Stephen Rogers McCarthy (1943–2023)

By Margarett Waterbury

An adventurer who took risks in life and in business, Steve McCarthy was an entrepreneur, an attorney, an activist, and the founder of Clear Creek Distillery, the first craft distillery in Oregon. He was the executive director of OSPIRG and the acting general manager of TriMet, and he served on numerous boards and leadership committees for environmental and educational organizations in Oregon. McCarthy liked to push the boundaries of his abilities and climbed Mount Hood more than two dozen times. “I used to hurl myself off cornices on Mount Hood,” he said, “just to see if I could do self-arrests under different circumstances. I had no sense of what I couldn’t do.”

Soon after Stephen Rogers McCarthy was born in Seattle on January 7, 1943, his family moved to Roseburg, where his father, Gerald McCarthy, owned and managed a sawmill and his mother, Kate Rogers McCarthy, introduced him to the outdoors. He was an Eagle Scout who loved hiking, climbing, and mountaineering. When he was twenty, one of his friends and climbing companions was killed in a fall in the Himalayas, a traumatic experience that he wrote about in “Ordeal Above Tesi Lapcha” in the May 1967 issue of Sports Illustrated Magazine.

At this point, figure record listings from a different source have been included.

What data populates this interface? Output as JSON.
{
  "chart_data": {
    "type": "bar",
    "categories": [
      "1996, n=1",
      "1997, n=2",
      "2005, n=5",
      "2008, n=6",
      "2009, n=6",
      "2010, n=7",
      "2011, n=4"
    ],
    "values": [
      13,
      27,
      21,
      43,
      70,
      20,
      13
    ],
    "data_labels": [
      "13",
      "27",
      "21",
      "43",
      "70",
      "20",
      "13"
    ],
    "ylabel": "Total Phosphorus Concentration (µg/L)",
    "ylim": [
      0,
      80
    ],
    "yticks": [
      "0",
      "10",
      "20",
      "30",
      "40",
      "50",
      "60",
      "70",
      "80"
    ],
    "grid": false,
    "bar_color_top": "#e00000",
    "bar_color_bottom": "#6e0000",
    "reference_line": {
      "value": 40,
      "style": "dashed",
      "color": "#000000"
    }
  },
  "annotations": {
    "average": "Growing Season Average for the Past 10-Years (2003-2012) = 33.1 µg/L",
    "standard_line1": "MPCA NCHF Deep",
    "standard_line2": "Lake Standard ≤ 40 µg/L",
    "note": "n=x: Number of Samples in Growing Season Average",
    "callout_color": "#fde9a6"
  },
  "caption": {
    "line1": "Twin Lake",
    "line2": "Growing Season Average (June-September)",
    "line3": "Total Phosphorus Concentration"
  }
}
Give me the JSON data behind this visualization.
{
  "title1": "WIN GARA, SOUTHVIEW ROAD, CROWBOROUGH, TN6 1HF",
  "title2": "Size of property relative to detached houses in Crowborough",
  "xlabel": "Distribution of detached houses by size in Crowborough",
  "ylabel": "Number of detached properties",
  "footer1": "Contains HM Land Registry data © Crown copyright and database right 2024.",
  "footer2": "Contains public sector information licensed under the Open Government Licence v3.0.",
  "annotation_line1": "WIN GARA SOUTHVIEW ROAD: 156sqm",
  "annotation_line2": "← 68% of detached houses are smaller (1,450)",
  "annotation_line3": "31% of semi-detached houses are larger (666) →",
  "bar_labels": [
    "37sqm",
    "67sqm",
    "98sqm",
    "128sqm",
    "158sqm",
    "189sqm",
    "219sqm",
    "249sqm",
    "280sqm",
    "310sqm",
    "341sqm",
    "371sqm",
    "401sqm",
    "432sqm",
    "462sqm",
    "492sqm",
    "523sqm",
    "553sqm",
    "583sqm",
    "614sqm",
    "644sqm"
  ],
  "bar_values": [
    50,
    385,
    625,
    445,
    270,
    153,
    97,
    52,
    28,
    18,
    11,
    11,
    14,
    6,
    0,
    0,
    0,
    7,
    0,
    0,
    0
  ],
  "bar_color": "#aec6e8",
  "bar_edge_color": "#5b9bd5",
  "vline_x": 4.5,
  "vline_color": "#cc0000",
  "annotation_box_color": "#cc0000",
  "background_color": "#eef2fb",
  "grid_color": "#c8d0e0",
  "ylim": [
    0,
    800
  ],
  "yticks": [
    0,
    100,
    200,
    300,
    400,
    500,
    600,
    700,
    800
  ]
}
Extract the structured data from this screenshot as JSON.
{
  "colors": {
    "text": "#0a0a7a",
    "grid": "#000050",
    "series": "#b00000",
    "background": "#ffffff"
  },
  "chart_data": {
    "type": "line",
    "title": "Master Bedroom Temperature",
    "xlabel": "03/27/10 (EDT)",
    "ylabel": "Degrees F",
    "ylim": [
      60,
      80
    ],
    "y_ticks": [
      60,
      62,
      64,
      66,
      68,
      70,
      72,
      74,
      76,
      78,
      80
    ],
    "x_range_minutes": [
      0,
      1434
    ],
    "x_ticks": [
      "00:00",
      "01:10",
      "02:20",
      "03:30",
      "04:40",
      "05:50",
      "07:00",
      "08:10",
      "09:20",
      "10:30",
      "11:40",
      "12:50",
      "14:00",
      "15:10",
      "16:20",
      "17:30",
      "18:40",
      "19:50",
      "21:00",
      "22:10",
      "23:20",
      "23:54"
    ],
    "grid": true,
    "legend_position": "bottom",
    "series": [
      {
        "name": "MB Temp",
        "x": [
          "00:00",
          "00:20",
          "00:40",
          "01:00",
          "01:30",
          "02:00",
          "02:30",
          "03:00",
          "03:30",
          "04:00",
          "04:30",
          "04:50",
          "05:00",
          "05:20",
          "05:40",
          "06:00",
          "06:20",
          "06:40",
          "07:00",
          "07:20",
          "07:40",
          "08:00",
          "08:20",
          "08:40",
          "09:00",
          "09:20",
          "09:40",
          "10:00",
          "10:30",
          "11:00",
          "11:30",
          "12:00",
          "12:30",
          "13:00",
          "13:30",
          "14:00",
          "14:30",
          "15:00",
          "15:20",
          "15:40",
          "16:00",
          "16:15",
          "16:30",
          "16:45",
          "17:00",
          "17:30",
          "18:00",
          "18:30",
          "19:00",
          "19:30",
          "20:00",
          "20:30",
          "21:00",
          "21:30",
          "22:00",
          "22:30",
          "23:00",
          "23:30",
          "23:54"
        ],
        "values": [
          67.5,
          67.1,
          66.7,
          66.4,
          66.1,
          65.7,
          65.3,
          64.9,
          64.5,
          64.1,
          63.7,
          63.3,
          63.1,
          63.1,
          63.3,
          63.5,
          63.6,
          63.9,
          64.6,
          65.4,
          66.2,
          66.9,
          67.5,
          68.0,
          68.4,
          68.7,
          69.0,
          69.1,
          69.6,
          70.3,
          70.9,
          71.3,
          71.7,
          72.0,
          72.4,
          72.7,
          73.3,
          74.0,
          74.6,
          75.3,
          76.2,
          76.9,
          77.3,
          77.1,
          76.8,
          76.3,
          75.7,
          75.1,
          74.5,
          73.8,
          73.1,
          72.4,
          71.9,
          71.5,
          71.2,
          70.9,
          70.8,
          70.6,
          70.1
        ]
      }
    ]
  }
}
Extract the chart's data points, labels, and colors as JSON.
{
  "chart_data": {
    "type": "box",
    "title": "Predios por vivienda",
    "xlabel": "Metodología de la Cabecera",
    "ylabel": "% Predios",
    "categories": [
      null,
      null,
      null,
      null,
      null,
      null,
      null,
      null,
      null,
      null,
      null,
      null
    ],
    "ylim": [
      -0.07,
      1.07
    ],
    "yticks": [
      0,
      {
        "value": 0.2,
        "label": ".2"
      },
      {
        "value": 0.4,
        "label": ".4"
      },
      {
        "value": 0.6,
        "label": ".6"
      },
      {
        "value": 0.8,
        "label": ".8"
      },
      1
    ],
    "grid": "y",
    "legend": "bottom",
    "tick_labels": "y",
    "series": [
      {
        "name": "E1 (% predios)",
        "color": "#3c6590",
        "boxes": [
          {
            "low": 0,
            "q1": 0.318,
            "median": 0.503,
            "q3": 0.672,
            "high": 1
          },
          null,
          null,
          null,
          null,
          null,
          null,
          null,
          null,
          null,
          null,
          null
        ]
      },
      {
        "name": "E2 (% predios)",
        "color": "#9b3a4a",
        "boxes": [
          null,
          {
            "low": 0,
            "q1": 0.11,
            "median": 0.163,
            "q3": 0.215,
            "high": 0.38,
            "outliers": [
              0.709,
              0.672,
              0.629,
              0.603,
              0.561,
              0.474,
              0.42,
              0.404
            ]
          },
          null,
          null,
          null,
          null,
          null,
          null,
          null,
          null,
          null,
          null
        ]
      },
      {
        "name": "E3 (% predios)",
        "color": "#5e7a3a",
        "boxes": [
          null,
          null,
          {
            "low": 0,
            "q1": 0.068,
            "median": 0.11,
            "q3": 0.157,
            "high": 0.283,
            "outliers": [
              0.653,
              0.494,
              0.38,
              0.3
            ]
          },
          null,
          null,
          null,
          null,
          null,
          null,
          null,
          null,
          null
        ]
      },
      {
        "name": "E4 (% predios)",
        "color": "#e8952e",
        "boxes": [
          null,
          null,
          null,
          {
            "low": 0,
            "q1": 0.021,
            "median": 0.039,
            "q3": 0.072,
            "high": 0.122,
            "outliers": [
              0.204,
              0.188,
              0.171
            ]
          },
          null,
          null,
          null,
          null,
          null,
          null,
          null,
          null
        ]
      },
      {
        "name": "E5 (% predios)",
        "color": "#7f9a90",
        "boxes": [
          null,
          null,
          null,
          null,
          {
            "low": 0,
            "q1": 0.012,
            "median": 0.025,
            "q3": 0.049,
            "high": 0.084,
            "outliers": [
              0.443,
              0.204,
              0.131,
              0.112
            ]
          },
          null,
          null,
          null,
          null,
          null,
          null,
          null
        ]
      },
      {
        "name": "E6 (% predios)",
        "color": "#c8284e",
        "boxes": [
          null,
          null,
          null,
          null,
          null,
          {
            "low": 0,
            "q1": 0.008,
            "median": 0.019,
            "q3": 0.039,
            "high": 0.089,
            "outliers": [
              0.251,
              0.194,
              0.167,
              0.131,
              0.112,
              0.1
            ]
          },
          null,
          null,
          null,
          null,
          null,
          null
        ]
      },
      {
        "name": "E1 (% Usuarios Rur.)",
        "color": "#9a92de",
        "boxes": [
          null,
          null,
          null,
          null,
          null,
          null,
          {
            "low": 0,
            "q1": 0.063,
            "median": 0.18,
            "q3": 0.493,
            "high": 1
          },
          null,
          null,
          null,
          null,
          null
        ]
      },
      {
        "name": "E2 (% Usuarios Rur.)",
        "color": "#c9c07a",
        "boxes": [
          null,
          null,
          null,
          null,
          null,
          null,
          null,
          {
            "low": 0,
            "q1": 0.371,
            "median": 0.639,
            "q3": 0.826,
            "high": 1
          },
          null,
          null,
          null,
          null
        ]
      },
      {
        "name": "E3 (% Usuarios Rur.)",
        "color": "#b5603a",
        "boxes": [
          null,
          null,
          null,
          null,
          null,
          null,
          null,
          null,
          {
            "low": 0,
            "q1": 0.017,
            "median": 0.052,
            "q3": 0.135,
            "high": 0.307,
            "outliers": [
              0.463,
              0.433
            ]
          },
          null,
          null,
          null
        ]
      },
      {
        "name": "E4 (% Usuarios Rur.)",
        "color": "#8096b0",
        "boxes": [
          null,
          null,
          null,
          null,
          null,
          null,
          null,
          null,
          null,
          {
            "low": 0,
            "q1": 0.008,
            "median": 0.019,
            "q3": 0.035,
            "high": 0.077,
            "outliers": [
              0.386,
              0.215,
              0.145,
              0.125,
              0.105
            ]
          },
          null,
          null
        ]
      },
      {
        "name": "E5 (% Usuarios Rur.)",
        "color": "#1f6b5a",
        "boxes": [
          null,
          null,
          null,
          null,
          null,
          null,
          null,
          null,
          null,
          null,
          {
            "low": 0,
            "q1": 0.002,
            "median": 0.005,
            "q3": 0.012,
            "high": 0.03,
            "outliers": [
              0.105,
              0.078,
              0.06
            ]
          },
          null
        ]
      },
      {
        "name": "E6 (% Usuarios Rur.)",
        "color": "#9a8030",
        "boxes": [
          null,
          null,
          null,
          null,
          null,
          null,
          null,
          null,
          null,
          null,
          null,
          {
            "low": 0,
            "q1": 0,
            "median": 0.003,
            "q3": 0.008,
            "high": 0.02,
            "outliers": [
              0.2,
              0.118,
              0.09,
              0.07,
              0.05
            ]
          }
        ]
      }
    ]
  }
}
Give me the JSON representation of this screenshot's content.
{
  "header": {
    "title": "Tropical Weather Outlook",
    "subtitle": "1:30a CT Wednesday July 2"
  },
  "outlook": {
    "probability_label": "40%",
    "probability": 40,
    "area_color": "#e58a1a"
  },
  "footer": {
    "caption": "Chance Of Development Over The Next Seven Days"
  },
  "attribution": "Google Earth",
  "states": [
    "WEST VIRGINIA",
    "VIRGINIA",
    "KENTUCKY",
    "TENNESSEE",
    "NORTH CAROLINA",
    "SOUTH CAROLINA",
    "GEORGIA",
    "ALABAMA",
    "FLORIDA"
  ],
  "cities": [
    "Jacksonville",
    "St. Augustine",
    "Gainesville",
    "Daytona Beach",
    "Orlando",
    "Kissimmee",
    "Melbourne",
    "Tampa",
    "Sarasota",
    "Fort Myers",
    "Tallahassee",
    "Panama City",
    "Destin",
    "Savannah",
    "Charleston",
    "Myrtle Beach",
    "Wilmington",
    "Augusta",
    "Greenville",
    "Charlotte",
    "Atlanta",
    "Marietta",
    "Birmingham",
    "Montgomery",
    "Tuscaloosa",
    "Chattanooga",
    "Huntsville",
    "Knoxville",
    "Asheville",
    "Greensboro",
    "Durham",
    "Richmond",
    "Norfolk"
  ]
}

McCarthy graduated from Reed College in Portland in 1966 and received a law degree at New York University in 1969. That year, he married Lucinda Parker, whom he had met at Reed; they had one child. The couple soon returned to Oregon, where McCarthy practiced law for three years. He also got involved in state politics when he took a job as a driver for Tom McCall, who was running for a second term as Oregon governor. In 1970, at the urging of an acquaintance, Ralph Nader, McCarthy became the founding executive director of the Oregon Student Public Interest Research Group, or OSPIRG, an advocacy organization focused on environmental sustainability, public health, and social justice, among other issues.

In 1973, Governor McCall appointed McCarthy to the board of TriMet, a new agency intended to oversee Portland's transportation planning. A year later, he was hired as TriMet's assistant general manager. He was promoted to acting general manager in 1975, a role he held until January 1978, when he resigned after being passed over for the permanent general manager position. His time at TriMet was sometimes controversial. He was an early advocate of light rail in Portland and believed the agency should be more than a simple "bus company" by moving quickly to realize a visionary approach to regional transportation planning. 

After leaving TriMet, McCarthy worked at Michael’s of Oregon, a Portland-based business that manufactured hunting and rifle accessories. He purchased the business from his father and a business partner in 1982. While traveling in Europe on sales and marketing trips, he became interested in the unaged fruit brandies made in France, Switzerland, Germany, and other Alpine countries. He ordered a still from Germany, hoping to find a profitable use for the cosmetically imperfect pears from China Hill Farm, a Hood River Valley orchard he co-managed with his mother and brothers. McCarthy opened Clear Creek Distillery in Northwest Portland in 1985 and sold Michael’s of Oregon two years later.

Clear Creek’s first products were a Bartlett pear brandy, a two-year-old apple brandy, and a muscat grappa made in collaboration with David Lett at Eyrie Vineyards. As the business grew, Clear Creek made plum brandy, kirsch (cherry), framboise (raspberry), and Douglas-fir brandy, as well as a collection of liqueurs. “His first love,” though, wine critic Eric Asimov wrote in the New York Times in 2007, “are the gorgeous, impeccably pure eaux de vie that he makes from pears and plums, cherries and raspberries, and even, in a distinctly Northwestern touch, from the springtime buds of Douglas firs.” Clear Creek’s products, Asimov wrote, were “gorgeous,” “impeccably pure,” and “breathtakingly complex.”

Craft distilling—practiced at small distilleries that are often focused on a region—began to pick up steam around the country. The attention to craftsmanship and high-quality local ingredients dovetailed with the rise of Northwest cuisine in Oregon during the 1990s. In 1996, Clear Creek launched McCarthy’s Oregon Single Malt, made from imported peated malted barley and aged in Oregon oak casks. It was the first American single malt and “remains among the stars of the American single malt scene today,” according to Whisky Advocate. McCarthy ran Clear Creek until 2014, when he sold the business to Hood River Distillers, which moved operations to Hood River.

McCarthy was a passionate environmentalist who served on the board of directors for the Nature Conservancy, the Columbia River Gorge Commission, and 1000 Friends of Oregon. For fifteen years, he was a trustee for the Earthjustice Legal Defense Fund (formerly the Sierra Club Legal Defense Fund) during the organization’s litigation on the spotted owl. From 1988 to 2009 he was on the Board of Trustees at Reed College, serving as vice chairman from 1998 to 2005. 

Steve McCarthy died on January 2, 2023, from Parkinson’s disease.